Antony had occupied the high offices of questor and tribune, the first calling for literary ability, the second for skill as an orator. Caesar, the wise and diplomatic, had chosen Mark Antony as his Secretary of State on account of his peculiar fitness, especially in representing the Government at public functions. Antony had a handsome presence, a gracious tongue, and was a skilled and ready writer. Caesar himself was too great a man to be much in evidence.
In passing it is well to note that all the tales as to the dissipation and profligacy of Mark Antony in his early days come from the “Philippics” of Cicero, who made the mistake of executing Lentulus, the step-father of Mark Antony, and then felt called upon forever after to condemn the entire family. “Philippics” are always a form of self-vindication.

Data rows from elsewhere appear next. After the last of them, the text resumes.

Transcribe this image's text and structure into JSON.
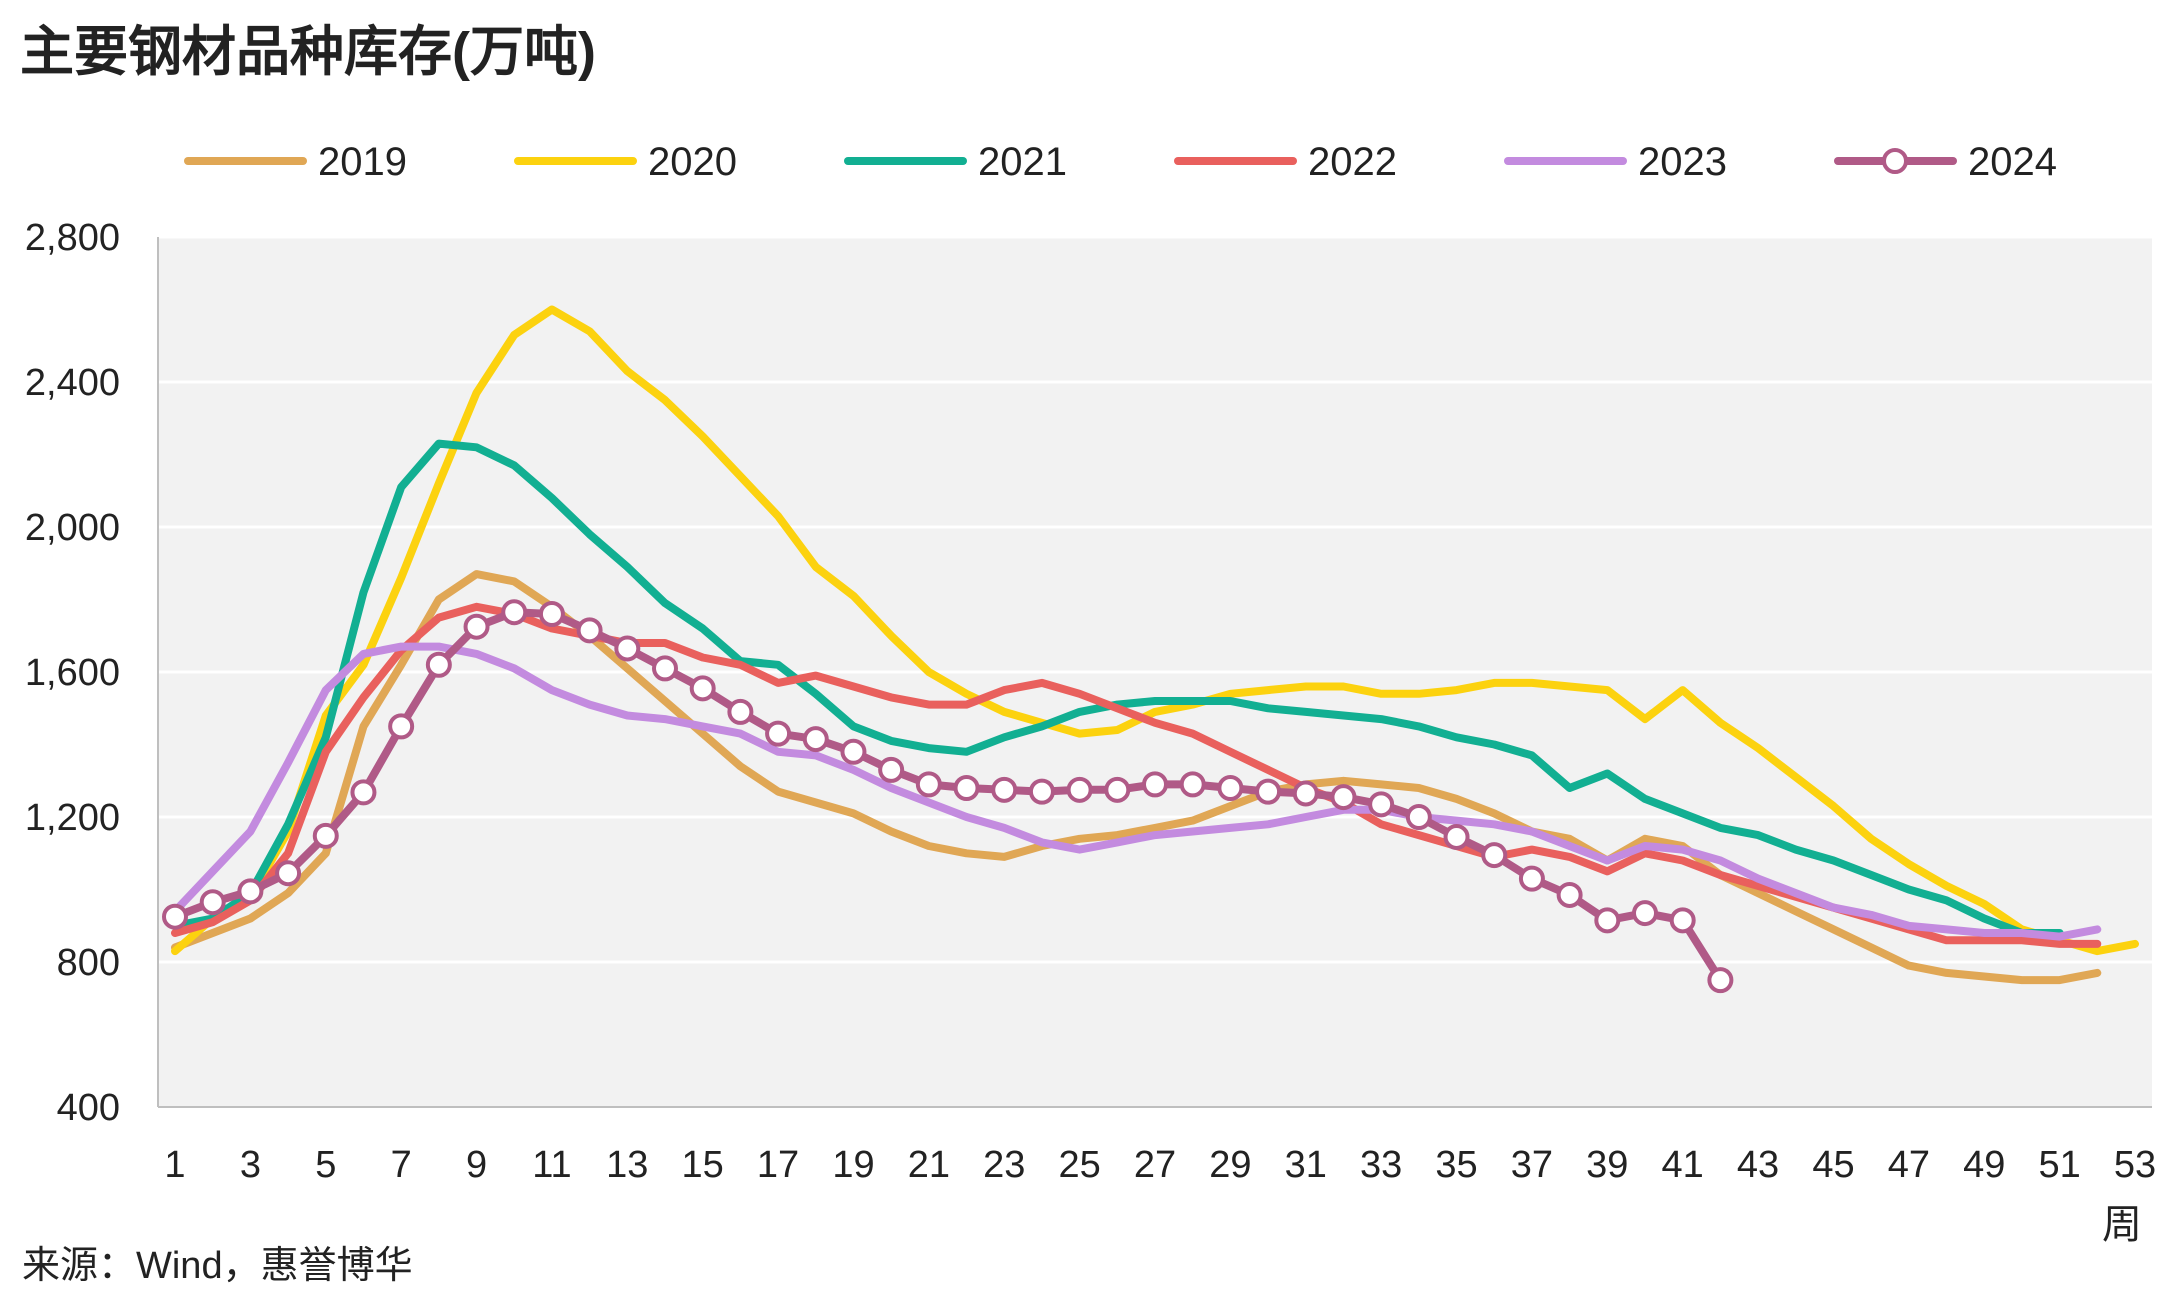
{
  "chart_data": {
    "type": "line",
    "title": "主要钢材品种库存(万吨)",
    "xlabel": "周",
    "ylabel": "",
    "source": "来源：Wind，惠誉博华",
    "xlim": [
      1,
      53
    ],
    "ylim": [
      400,
      2800
    ],
    "x_ticks": [
      "1",
      "3",
      "5",
      "7",
      "9",
      "11",
      "13",
      "15",
      "17",
      "19",
      "21",
      "23",
      "25",
      "27",
      "29",
      "31",
      "33",
      "35",
      "37",
      "39",
      "41",
      "43",
      "45",
      "47",
      "49",
      "51",
      "53"
    ],
    "y_ticks": [
      "400",
      "800",
      "1,200",
      "1,600",
      "2,000",
      "2,400",
      "2,800"
    ],
    "grid": true,
    "legend_position": "top",
    "series": [
      {
        "name": "2019",
        "color": "#E0A755",
        "values": [
          840,
          880,
          920,
          990,
          1100,
          1450,
          1620,
          1800,
          1870,
          1850,
          1780,
          1700,
          1610,
          1520,
          1430,
          1340,
          1270,
          1240,
          1210,
          1160,
          1120,
          1100,
          1090,
          1120,
          1140,
          1150,
          1170,
          1190,
          1230,
          1270,
          1290,
          1300,
          1290,
          1280,
          1250,
          1210,
          1160,
          1140,
          1080,
          1140,
          1120,
          1040,
          990,
          940,
          890,
          840,
          790,
          770,
          760,
          750,
          750,
          770
        ]
      },
      {
        "name": "2020",
        "color": "#FCD20F",
        "values": [
          830,
          920,
          980,
          1160,
          1480,
          1620,
          1860,
          2120,
          2370,
          2530,
          2600,
          2540,
          2430,
          2350,
          2250,
          2140,
          2030,
          1890,
          1810,
          1700,
          1600,
          1540,
          1490,
          1460,
          1430,
          1440,
          1490,
          1510,
          1540,
          1550,
          1560,
          1560,
          1540,
          1540,
          1550,
          1570,
          1570,
          1560,
          1550,
          1470,
          1550,
          1460,
          1390,
          1310,
          1230,
          1140,
          1070,
          1010,
          960,
          890,
          860,
          830,
          850
        ]
      },
      {
        "name": "2021",
        "color": "#12AF92",
        "values": [
          900,
          920,
          990,
          1180,
          1420,
          1820,
          2110,
          2230,
          2220,
          2170,
          2080,
          1980,
          1890,
          1790,
          1720,
          1630,
          1620,
          1540,
          1450,
          1410,
          1390,
          1380,
          1420,
          1450,
          1490,
          1510,
          1520,
          1520,
          1520,
          1500,
          1490,
          1480,
          1470,
          1450,
          1420,
          1400,
          1370,
          1280,
          1320,
          1250,
          1210,
          1170,
          1150,
          1110,
          1080,
          1040,
          1000,
          970,
          920,
          880,
          880
        ]
      },
      {
        "name": "2022",
        "color": "#E9605D",
        "values": [
          880,
          910,
          970,
          1100,
          1380,
          1530,
          1660,
          1750,
          1780,
          1760,
          1720,
          1700,
          1680,
          1680,
          1640,
          1620,
          1570,
          1590,
          1560,
          1530,
          1510,
          1510,
          1550,
          1570,
          1540,
          1500,
          1460,
          1430,
          1380,
          1330,
          1280,
          1240,
          1180,
          1150,
          1120,
          1090,
          1110,
          1090,
          1050,
          1100,
          1080,
          1040,
          1010,
          980,
          950,
          920,
          890,
          860,
          860,
          860,
          850,
          850
        ]
      },
      {
        "name": "2023",
        "color": "#C38BDF",
        "values": [
          940,
          1050,
          1160,
          1350,
          1550,
          1650,
          1670,
          1670,
          1650,
          1610,
          1550,
          1510,
          1480,
          1470,
          1450,
          1430,
          1380,
          1370,
          1330,
          1280,
          1240,
          1200,
          1170,
          1130,
          1110,
          1130,
          1150,
          1160,
          1170,
          1180,
          1200,
          1220,
          1220,
          1200,
          1190,
          1180,
          1160,
          1120,
          1080,
          1120,
          1110,
          1080,
          1030,
          990,
          950,
          930,
          900,
          890,
          880,
          880,
          870,
          890
        ]
      },
      {
        "name": "2024",
        "color": "#B05A87",
        "marker": "circle",
        "values": [
          925,
          965,
          995,
          1045,
          1148,
          1268,
          1450,
          1620,
          1725,
          1765,
          1760,
          1715,
          1665,
          1610,
          1555,
          1490,
          1430,
          1415,
          1380,
          1330,
          1290,
          1280,
          1275,
          1270,
          1275,
          1275,
          1290,
          1290,
          1280,
          1270,
          1265,
          1255,
          1235,
          1200,
          1145,
          1095,
          1030,
          985,
          915,
          935,
          915,
          750
        ]
      }
    ]
  }
}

However, it need not be put forward that Mark Antony was by any means a paragon of virtue–a man who has been successively and successfully soldier, lawyer, politician, judge, rhetorician and diplomat is what he is. Rome was the ruler of the world; Caesar was the undisputed greatest man of Rome; and Mark Antony was the right hand of Caesar.
At the decisive battle of Pharsalia, Caesar had chosen Mark Antony to lead the left wing while he himself led the right. More than once Mark Antony had stopped the Roman army in its flight and had turned defeat into victory. In the battle with Aristobulus he was the first to scale the wall.
His personal valor was beyond cavil–he had distinguished himself in every battle in which he had taken part.
It was the first intent of the conspirators that Caesar and Antony should die together, but the fear was that the envious hate of the people toward Caesar would be neutralized by the love the soldiers bore both Caesar and Antony. So they counted on the cupidity and ambition of Antony to keep the soldiers in subjection.
Antony was kept out of the plot, and when the blow was struck he was detained at his office by pretended visitors who wanted a hearing.
When news came to him that Caesar was dead, he fled, thinking that massacre would follow. But the next day he returned and held audience with the rebels.
Antony was too close a follower of Caesar to depart from his methods. Naturally he was hasty and impulsive; but now, everything he did was in imitation of the great man he had loved.
Caesar always pardoned. Antony listened to the argument of Brutus that Caesar had been removed for the good of Rome. Brutus proposed that Antony should fill Caesar’s place as Consul or nominal dictator; and in return Brutus and Cassius were to be made governors of certain provinces–amnesty was to be given to all who were in the plot.